[Note from Rae – Since I'm at SMX West for the week, we have another great guest post today – this time from Dave Snyder of CopyPress. He's going to discuss his experience with Crowdfunding. Cheers!]
On March 1, 2013 a group of people sat in the CopyPress office looking at the prototype for a bamboo keyboard and mouse that Charlie Qi, one of our employees, had created when he went home for Chinese New Year.
The item was sleek, but not totally unique. There are several bamboo keyboards on the market, that are essentially what you would by for $10 in plastic form, but made from bamboo. They look sleek and are made from a renewable resource.

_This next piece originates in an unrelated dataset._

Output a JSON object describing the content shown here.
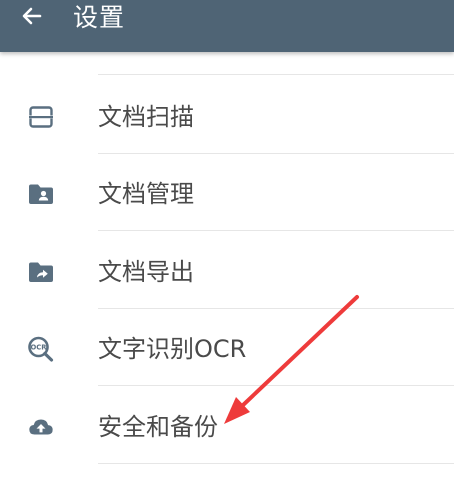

This prototype we had on our hands was different in some key ways:
- It worked off a very different design. It was a mix between an Apple keyboard and your standard laptop keyboard, except it used the plastic scissor switches that are accustomed to Apple computers
- We had put together a Bluetooth, Wired, and Wireless version, so you could use it on an iPad or other device.
I really didn't know if this was enough to set it apart from the competition, and furthermore we still had the question about how we would distribute such a product. Several other people in the project have experience in importing and exporting, however distribution deals in the US were a new concept to us all.
I felt the best way to get brutally honest feedback was post an image of the setup to Reddit.com on my personal account.
First I uploaded it to Imgur.
Then I added it to Reddit > Hardware…
and to Reddit > Entrepreneur for advice…
…and based on feedback we also posted to Reddit > Mechanical Keyboards to see what they thought…
As you can see the reaction was pretty amazing. We got a ton of feedback, and drove over 30,000 pageviews to the Imgur image.
I spent most of my Friday night and Saturday morning that weekend answering comments and a slew of personal messages. What's interesting is I didn't set out for this to be a viral marketing campaign, I just wanted to get clear feedback.
There wasn't a product page up, and nothing linked to.
A lot of the advice I got was similar to the following…
We took at the mounting pageview count, and thought we needed to act fast.
We quickly contacted our manufacturer and made sure we could make some basic feature changes from what we had heard in the threads, including the development of a mechanical keyboard at a great price point.
We took a series of pictures, and opted for IndieGoGo.com, because we were more interested in pre-orders since we could fund our first product run ourselves.
And then we failed.
We are 8 days into our campaign and we have only sold 9 units. From what I have been told, if you aren't around 30% to your funding goal in Day 1 you have little chance of driving visibility from IndieGoGo.com itself.
So we were 100% reliant on Reddit.com traffic.
I reposted our work over the few short hours we had gotten feedback, and we got the exact same amazing support>…
However, this didn't equate to sales, and the fault lies with us. From this experience, a clear formula has been laid out regarding Crowdfunding, and I thought I would lay out the basics for those of you looking to plunge in.
Pre-Launch PR is Something Every Campaign Should Look Into – Does every successful Crowdfunding campaign use PR pre-launch, I would say no, but from what we saw you have a small amount of time to make a big impression, and PR can help here.
I would stick to the hits, blogger outreach, product giveaways, social ads. I wouldn't try to get to aggressive on sites like Reddit.com. I want to stress that what we saw was 100% organic, and we were super transparent about what we were doing. I don't condone Reddit spamming.
Creative and Copy is Everything – This is where I failed hardest, and the irony of me working for a content based company does not escape me. We were plagued with people wanting better imagery, video, and copy. We ran before we walked and it bit us hard.
IndieGoGo actually does a great job laying out what you should do and supplying examples.
Working our Inner Circle – We completely rested on the traction from Reddit to push the funding. The reality is we should have been working Facebook, Twitter, email, and phones to get our networks to help support us. I did do some Twitter posting, but most of my time was spent responding to Reddit comments and questions.
Remember the GoGo Factor – I didn't even really know what this was until it was too late. The GoGo Factor decides what funding campaigns will get visibility through the IndieGoGo.com home page.
The reality is that if we would have held off on launching our campaign and subsequent Reddit x-posts to get,
- A high quality video
- High quality images and imagery for specs
- Clear specs, and component information
- Create a compelling story through our copy
- Setup an off-IndieGoGo page to seed via blogger outreach and product give aways
- Have an email list of our network queued to push hard, along with personal social network accounts
We would have seen a ton of success if we could have had the same Reddit traffic.
So in our failure comes some really valuable lessons on not only how to manage a crowdfunding campaign, but also how to run a product launch of any size that has some early social traction. Patience is key, and we didn't have any.